Wednesday, July 2, 2014

Tuples in Swift Language

Tuples group multiple values into a single compound value. The values within a tuple can be of any type and do not have to be of the same type as each other. In this example, (12, "student Name") is a tuple that describes an student data.

let studentdata = (12, "John")

The (12, "John") tuple groups together an Int and a String to give the student data two separate values: a number and a name of student. It can be described as “a tuple of type (Int, String)”.
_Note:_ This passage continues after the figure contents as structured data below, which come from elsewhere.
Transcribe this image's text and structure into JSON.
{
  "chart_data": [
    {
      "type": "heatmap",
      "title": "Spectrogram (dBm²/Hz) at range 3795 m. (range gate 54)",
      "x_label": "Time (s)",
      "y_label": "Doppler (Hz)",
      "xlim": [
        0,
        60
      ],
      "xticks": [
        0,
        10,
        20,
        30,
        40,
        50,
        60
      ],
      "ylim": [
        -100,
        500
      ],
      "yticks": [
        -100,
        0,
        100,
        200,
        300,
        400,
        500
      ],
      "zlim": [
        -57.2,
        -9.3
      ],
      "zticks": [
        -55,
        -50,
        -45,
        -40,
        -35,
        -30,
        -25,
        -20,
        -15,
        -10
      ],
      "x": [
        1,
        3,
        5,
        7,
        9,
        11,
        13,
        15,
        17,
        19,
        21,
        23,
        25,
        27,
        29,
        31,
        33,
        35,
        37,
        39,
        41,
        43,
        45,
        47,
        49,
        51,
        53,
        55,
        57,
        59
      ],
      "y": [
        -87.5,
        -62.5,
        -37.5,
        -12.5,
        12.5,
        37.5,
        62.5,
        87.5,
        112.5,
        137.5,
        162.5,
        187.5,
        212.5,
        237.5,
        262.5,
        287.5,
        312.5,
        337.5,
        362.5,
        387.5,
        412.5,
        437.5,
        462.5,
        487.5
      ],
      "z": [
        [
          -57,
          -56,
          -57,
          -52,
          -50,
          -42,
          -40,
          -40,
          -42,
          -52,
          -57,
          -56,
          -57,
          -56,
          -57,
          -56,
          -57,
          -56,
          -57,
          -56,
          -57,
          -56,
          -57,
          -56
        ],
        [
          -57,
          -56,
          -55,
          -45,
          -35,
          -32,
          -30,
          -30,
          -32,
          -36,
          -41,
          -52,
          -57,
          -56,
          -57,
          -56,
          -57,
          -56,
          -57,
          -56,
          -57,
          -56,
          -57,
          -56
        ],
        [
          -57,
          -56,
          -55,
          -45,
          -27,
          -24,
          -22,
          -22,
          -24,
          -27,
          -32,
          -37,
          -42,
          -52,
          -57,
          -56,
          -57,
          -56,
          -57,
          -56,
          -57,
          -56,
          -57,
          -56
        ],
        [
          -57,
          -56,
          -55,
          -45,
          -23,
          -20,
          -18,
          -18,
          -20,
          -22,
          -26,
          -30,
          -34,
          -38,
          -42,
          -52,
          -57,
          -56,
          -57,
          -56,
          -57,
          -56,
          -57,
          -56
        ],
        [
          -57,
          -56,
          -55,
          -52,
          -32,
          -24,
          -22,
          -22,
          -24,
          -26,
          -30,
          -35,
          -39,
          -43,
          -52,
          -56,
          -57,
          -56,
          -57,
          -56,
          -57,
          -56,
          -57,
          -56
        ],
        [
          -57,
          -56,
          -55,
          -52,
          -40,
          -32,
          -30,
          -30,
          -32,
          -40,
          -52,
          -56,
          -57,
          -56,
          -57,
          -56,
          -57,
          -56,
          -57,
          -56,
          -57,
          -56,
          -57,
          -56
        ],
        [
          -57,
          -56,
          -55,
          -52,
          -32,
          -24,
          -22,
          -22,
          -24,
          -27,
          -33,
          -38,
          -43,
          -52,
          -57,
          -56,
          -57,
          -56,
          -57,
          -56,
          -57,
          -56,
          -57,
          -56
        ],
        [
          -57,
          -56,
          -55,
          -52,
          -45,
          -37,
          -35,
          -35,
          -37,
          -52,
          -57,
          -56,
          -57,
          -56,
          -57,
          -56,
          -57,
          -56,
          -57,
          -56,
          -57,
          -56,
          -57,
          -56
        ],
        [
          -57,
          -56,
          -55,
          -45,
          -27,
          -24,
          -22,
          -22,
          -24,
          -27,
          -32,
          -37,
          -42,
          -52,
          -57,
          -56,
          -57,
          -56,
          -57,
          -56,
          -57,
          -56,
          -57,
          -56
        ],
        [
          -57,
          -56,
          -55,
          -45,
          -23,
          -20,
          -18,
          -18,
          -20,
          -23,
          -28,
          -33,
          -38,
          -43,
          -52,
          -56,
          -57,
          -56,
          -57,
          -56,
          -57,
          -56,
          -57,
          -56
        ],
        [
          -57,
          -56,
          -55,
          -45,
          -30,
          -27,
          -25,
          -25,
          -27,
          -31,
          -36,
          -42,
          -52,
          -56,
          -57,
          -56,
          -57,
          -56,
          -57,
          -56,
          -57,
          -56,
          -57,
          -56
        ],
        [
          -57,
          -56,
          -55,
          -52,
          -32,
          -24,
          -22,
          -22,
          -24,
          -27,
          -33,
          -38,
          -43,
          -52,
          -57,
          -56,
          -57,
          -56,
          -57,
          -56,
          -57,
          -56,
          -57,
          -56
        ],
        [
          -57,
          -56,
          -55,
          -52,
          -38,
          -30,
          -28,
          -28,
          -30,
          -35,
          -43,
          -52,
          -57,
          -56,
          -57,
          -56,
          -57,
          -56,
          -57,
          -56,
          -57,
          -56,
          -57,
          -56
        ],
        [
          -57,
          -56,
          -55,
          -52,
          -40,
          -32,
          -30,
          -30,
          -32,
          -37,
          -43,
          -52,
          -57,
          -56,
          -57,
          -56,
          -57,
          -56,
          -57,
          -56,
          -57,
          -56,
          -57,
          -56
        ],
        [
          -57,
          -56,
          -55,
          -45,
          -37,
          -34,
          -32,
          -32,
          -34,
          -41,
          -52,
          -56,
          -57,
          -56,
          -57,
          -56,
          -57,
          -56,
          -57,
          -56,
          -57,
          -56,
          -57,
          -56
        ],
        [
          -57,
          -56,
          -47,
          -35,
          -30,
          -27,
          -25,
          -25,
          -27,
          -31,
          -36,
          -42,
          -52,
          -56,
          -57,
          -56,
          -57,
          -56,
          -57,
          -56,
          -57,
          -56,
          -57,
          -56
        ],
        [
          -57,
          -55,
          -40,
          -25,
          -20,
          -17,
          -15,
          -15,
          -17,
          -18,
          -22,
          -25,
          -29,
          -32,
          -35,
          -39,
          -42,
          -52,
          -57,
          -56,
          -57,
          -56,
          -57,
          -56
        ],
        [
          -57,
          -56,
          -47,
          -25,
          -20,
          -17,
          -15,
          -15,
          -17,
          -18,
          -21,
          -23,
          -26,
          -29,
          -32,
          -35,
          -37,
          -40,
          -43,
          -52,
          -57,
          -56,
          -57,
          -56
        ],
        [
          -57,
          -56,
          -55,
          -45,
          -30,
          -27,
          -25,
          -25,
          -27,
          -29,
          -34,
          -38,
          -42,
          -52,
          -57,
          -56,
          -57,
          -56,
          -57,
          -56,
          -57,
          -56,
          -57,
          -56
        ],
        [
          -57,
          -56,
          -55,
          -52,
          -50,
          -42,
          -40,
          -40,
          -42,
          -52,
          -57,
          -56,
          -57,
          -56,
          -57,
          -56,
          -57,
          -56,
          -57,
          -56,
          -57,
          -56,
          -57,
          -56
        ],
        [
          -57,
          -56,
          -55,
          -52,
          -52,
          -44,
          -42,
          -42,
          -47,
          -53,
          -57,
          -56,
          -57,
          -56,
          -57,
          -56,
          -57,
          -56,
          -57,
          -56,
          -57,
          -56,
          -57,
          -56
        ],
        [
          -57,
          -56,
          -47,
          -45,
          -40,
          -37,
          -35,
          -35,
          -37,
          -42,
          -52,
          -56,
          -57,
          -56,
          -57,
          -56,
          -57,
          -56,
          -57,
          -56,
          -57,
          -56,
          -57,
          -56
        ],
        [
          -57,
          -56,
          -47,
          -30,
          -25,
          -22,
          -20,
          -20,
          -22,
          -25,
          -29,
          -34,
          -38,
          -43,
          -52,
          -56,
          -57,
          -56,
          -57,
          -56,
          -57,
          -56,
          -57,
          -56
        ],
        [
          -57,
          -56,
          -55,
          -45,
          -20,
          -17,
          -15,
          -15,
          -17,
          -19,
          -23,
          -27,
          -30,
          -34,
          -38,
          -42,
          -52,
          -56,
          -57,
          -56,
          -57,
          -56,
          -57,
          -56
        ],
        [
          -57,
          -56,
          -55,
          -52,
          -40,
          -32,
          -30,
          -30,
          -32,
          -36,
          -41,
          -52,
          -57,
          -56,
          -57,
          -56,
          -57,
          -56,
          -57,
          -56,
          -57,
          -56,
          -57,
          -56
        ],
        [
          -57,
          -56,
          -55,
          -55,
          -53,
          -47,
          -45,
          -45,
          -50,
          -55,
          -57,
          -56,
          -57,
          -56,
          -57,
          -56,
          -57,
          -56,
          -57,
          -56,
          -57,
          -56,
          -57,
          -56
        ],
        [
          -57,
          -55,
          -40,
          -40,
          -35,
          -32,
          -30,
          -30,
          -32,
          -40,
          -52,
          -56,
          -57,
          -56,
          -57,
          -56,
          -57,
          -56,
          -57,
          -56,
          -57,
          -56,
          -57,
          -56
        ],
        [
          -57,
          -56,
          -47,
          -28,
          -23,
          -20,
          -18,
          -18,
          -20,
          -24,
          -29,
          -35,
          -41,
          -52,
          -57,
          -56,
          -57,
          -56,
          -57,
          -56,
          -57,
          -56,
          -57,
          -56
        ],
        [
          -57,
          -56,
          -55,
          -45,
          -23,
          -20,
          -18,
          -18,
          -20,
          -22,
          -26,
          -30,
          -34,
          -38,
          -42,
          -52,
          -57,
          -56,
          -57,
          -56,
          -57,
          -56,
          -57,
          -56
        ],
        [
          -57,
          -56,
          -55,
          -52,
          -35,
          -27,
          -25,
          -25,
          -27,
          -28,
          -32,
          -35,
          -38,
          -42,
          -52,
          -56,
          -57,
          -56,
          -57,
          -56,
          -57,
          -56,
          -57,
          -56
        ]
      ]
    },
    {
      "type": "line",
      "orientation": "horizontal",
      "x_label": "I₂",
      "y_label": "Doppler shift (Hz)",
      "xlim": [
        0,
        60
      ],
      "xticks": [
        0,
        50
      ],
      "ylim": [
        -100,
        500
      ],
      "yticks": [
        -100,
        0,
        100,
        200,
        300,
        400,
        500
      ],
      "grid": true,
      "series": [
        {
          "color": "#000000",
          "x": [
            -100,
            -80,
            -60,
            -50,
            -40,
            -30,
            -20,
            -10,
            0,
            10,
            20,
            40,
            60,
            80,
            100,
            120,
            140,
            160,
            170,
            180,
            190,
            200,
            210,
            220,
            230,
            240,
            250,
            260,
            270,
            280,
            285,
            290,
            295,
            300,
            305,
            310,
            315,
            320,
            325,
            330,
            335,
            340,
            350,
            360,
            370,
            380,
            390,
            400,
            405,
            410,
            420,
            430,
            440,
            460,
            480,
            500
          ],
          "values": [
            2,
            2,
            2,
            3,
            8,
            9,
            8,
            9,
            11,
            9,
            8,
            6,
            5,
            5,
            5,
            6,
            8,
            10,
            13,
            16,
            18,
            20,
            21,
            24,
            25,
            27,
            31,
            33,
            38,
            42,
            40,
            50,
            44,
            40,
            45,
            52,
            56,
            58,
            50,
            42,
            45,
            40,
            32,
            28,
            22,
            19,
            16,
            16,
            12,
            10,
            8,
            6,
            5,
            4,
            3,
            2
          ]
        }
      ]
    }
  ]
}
You can create tuples from any permutation of types, and they can contain as many different types as you like. There’s nothing stopping you from having a tuple of type (Int, Int, Int), or (String, Bool), or indeed any other permutation you require. You can decompose a tuple’s contents into separate constants or variables, which you then access as usual:

let (rollnumber, studentname) = studentdata
println("The roll number is \(rollnumber)")
// prints "The roll number is 12"

println("The student name is \(studentname)")
// prints "The student name is John"

Alternatively, access the individual element values in a tuple using index numbers starting at zero:
println("The roll number is \(studentdata.0)")
// prints "The roll number is 12"
println("The student name is \(studentdata.1)")
// prints "The student name is John"

You can name the individual elements in a tuple when the tuple is defined:
let studentinfo = (rollNo: 20, Name: "Howdy")
If you name the elements in a tuple, you can use the element names to access the values of those elements:

println("The rollNo is \(studentinfo.rollNo)")
// prints "The rollNo  is 20"

println("The Name is \(studentinfo.Name)")
// prints "The Name is Howdy"

Tuples are particularly useful as the return values of functions. A function that tries to retrieve a web page might return the (Int, String) tuple type to describe the success or failure of the page retrieval. By returning a tuple with two distinct values, each of a different type, the function provides more useful information about its outcome than if it could only return a single value of a single type.